Análise: Perdão de Biden fortalece acusações de Trump sobre justiça politizada

CNN Brasil


O perdão do presidente Joe Biden a seu filho Hunter aprofundou um emaranhado de política e estado de direito que manchou a fé na justiça americana e é quase certo que piorará no segundo mandato de Donald Trump.

A mudança na noite de domingo (1) foi um avanço impressionante desde que Biden assumiu o cargo, prometendo restaurar a independência do Departamento de Justiça, que havia sido corroída durante o primeiro mandato de Trump, e por que ele havia dito repetidamente que não perdoaria o filho.

Agora, semanas antes de deixar a Casa Branca, Biden exerceu o poder presidencial para absolver o filho, antes que ele precise cumprir as sentenças de duas condenações por porte de arma e sonegação de impostos.

A decisão veio dias após o conselheiro especial Jack Smith decidir rejeitar os casos federais contra Trump — sobre interferência eleitoral e acúmulo de documentos confidenciais — sob o argumento de que presidentes não podem ser processados.

 

Os episódios representam controvérsias legais sobre questões fundamentais que sustentam o sistema de justiça nos Estados Unidos, de que todos — até mesmo presidentes e suas famílias — são iguais perante a lei.

Até domingo, Biden não havia intervindo nos casos contra seu filho, e a Casa Branca sempre insistiu que ele não o faria, embora o ambiente político mutável causado pela vitória eleitoral de Trump, no mês passado, parecesse provável que mudasse seus cálculos.

Consequências políticas

Politicamente, a reversão de Biden pode ser vista como uma mancha em seu legado e sua credibilidade.

Também contribui para um fim vergonhoso de uma presidência que se dissolveu em um desempenho desastroso no debate em junho e que agora será lembrada tanto por abrir caminho para o retorno de Trump à Casa Branca quanto por destituí-lo há quatro anos.

O presidente também pode ter oferecido uma abertura para o partido de Trump se unir a Kash Patel, escolhido pelo presidente eleito na noite de sábado (30) para liderar o FBI.

Não há evidências de irregularidades por parte do presidente.

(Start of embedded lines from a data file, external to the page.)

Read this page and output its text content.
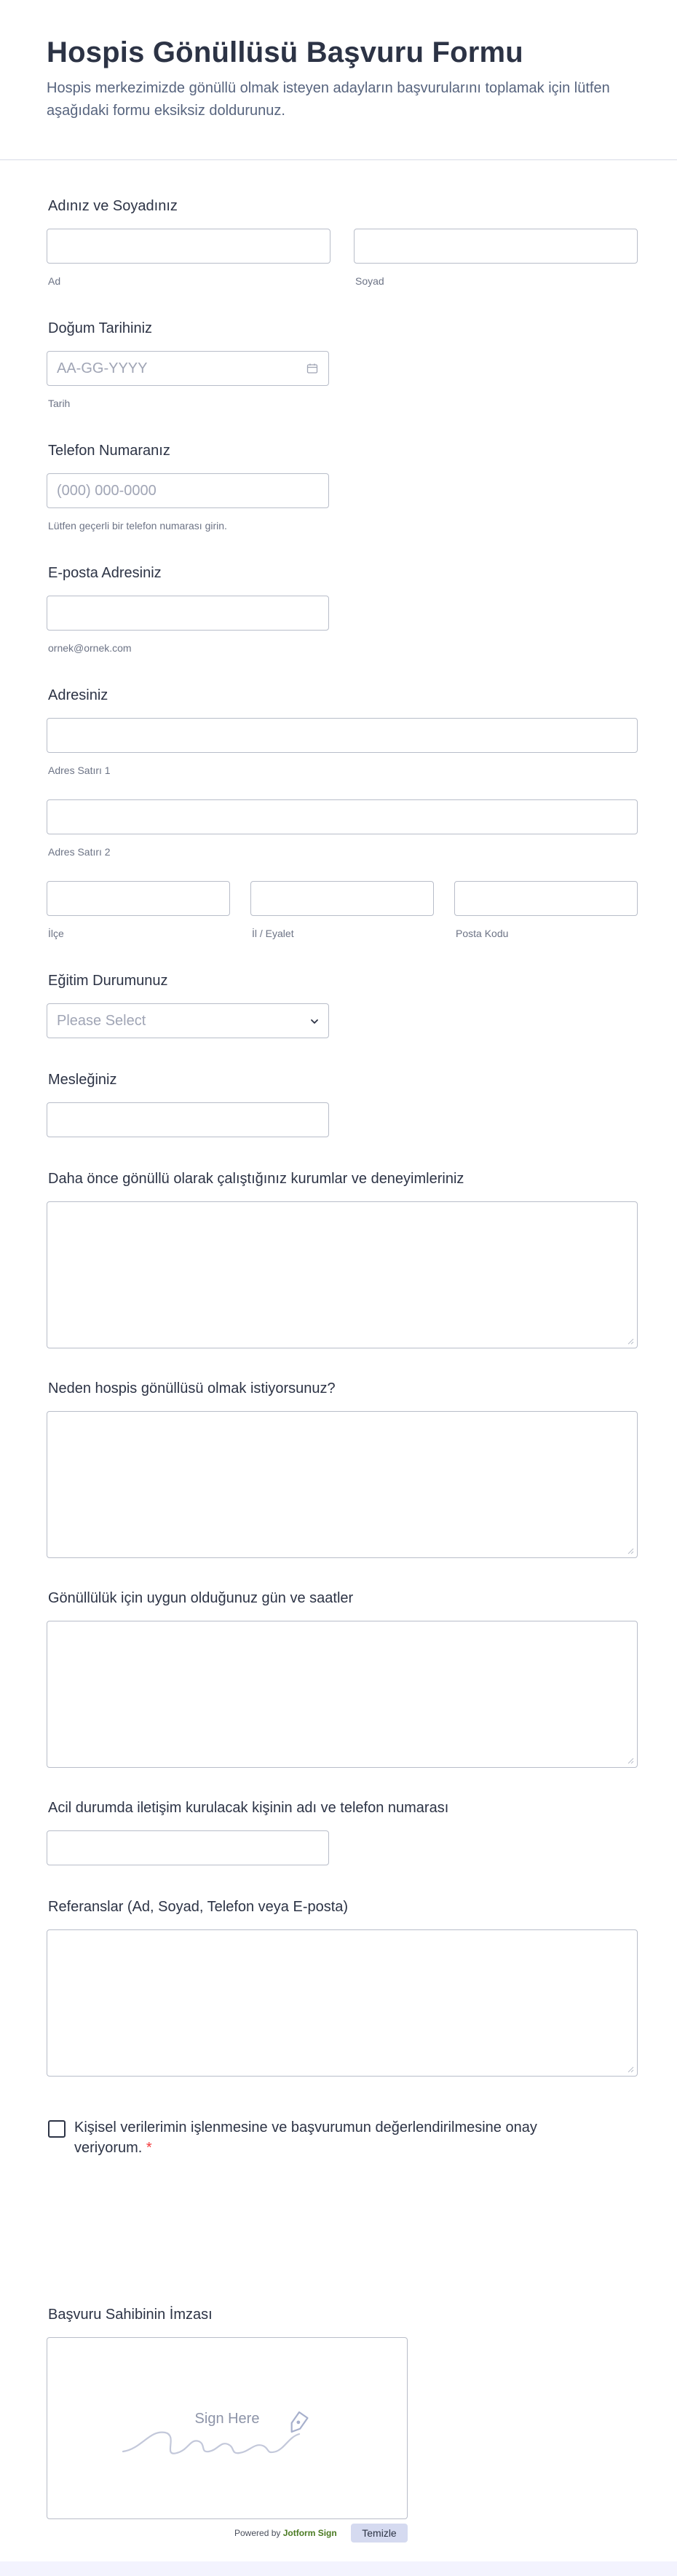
Hospis Gönüllüsü Başvuru Formu
Hospis merkezimizde gönüllü olmak isteyen adayların başvurularını toplamak için lütfen aşağıdaki formu eksiksiz doldurunuz.
Adınız ve Soyadınız
Ad	Soyad
Doğum Tarihiniz
AA-GG-YYYY
Tarih
Telefon Numaranız
(000) 000-0000
Lütfen geçerli bir telefon numarası girin.
E-posta Adresiniz
ornek@ornek.com
Adresiniz
Adres Satırı 1
Adres Satırı 2
İlçe	İl / Eyalet	Posta Kodu
Eğitim Durumunuz
Please Select
Mesleğiniz
Daha önce gönüllü olarak çalıştığınız kurumlar ve deneyimleriniz
Neden hospis gönüllüsü olmak istiyorsunuz?
Gönüllülük için uygun olduğunuz gün ve saatler
Acil durumda iletişim kurulacak kişinin adı ve telefon numarası
Referanslar (Ad, Soyad, Telefon veya E-posta)
Kişisel verilerimin işlenmesine ve başvurumun değerlendirilmesine onay veriyorum. *
Başvuru Sahibinin İmzası
Sign Here
Powered by Jotform Sign	Temizle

Um inquérito de impeachment aberto pelos republicanos da Câmara analisou os relacionamentos comerciais de Biden e o filho — que os democratas viram como uma tentativa de infligir danos políticos antes da eleição — não deu em nada.

Os casos contra Hunter Biden não têm a gravidade constitucional ou a mesma importância histórica das acusações contra Trump e seus frequentes ataques ao Estado de direito.

Mas o impacto político do drama de domingo (1) à noite pode ser profundo.

Os republicanos já estão argumentando que o perdão de Hunter Biden mostra que o atual presidente, e não o próximo, é o mais culpado por politizar o sistema de justiça ao distribuir tratamento favorável ao filho.

A alegação deles pode não ser precisa, mas se mostra politicamente eficaz.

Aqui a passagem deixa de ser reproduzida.